The nail on my left index finger keeps splitting vertically. I don’t know why. Some soothsayer might read the sign of a deep internal flaw in my psyche, trying to get my attention.
The pattern on the carpet runs diagonally from where I sit. But if I turn my head, it becomes vertical. Just a slight adjustment of my view. And if I glance into the narrow space between the book displays, there is chaos for a moment before the pattern appears.
The mind loves patterns. It thinks it understands something when it sees them. Never mind that the whole thing is a fabrication. The truth is neither chaos nor pattern.
This morning a gray curtain of rain fell continually outside my windows on the world. The house was dark, even at 11 a.m. I fancied I felt the force of gravity pulling the rain drops fiercely down, or was it? My mind tells me the rain is falling down, but what if it were falling up? Am I sure it’s not? I see what I expect to see. What do I miss?
The other day on a whim, I decide to recycle some bags of plastic bags. I grabbed them and took them upstairs. It was lunch time and I was thinking how much I’d like a sweet potato, but I didn’t have any. I dropped the bags on the floor in the mudroom and one went thunk! Bags don’t thunk, I thought. I investigated and what did I find? A sweet potato!
I wonder how often a gift waits for me to discover it.
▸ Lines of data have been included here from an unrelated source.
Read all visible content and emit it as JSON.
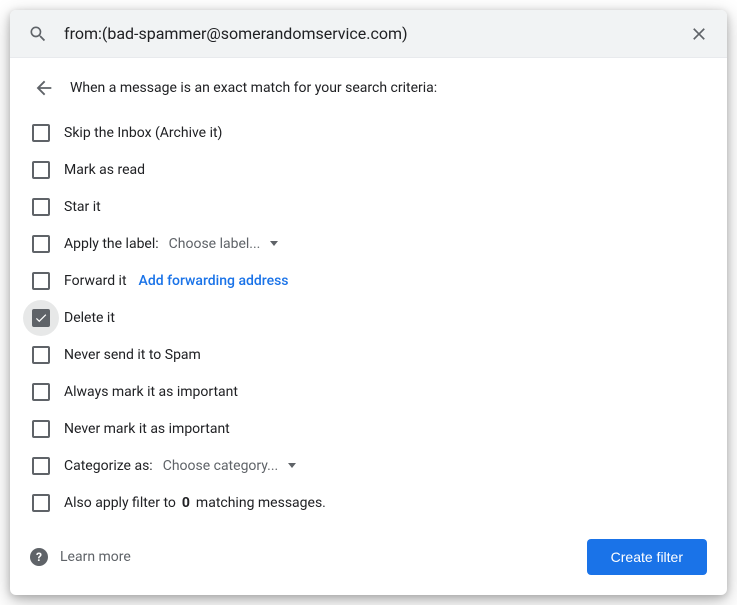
{
  "search": {
    "query": "from:(bad-spammer@somerandomservice.com)"
  },
  "header": {
    "instruction": "When a message is an exact match for your search criteria:"
  },
  "options": {
    "skip_inbox": "Skip the Inbox (Archive it)",
    "mark_read": "Mark as read",
    "star": "Star it",
    "apply_label": "Apply the label:",
    "choose_label": "Choose label...",
    "forward": "Forward it",
    "add_forwarding": "Add forwarding address",
    "delete": "Delete it",
    "never_spam": "Never send it to Spam",
    "always_important": "Always mark it as important",
    "never_important": "Never mark it as important",
    "categorize": "Categorize as:",
    "choose_category": "Choose category...",
    "also_apply_pre": "Also apply filter to ",
    "also_apply_count": "0",
    "also_apply_post": " matching messages."
  },
  "footer": {
    "learn_more": "Learn more",
    "create_filter": "Create filter"
  }
}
I wonder how often I don’t know where I’m going until I get there.
Does the split in my index fingernail warn me I can’t keep it together, no matter how hard I try? Or is it the universe laughing at me for excavating meaning out of nothingness.
Well, that’s what we human beings do. And now I’ll file my nail, solve the problem, and forget about it, while the mystery beneath persists and waits for another chance to catch my eye—or my sleeve, which is how I got started on this in the first place.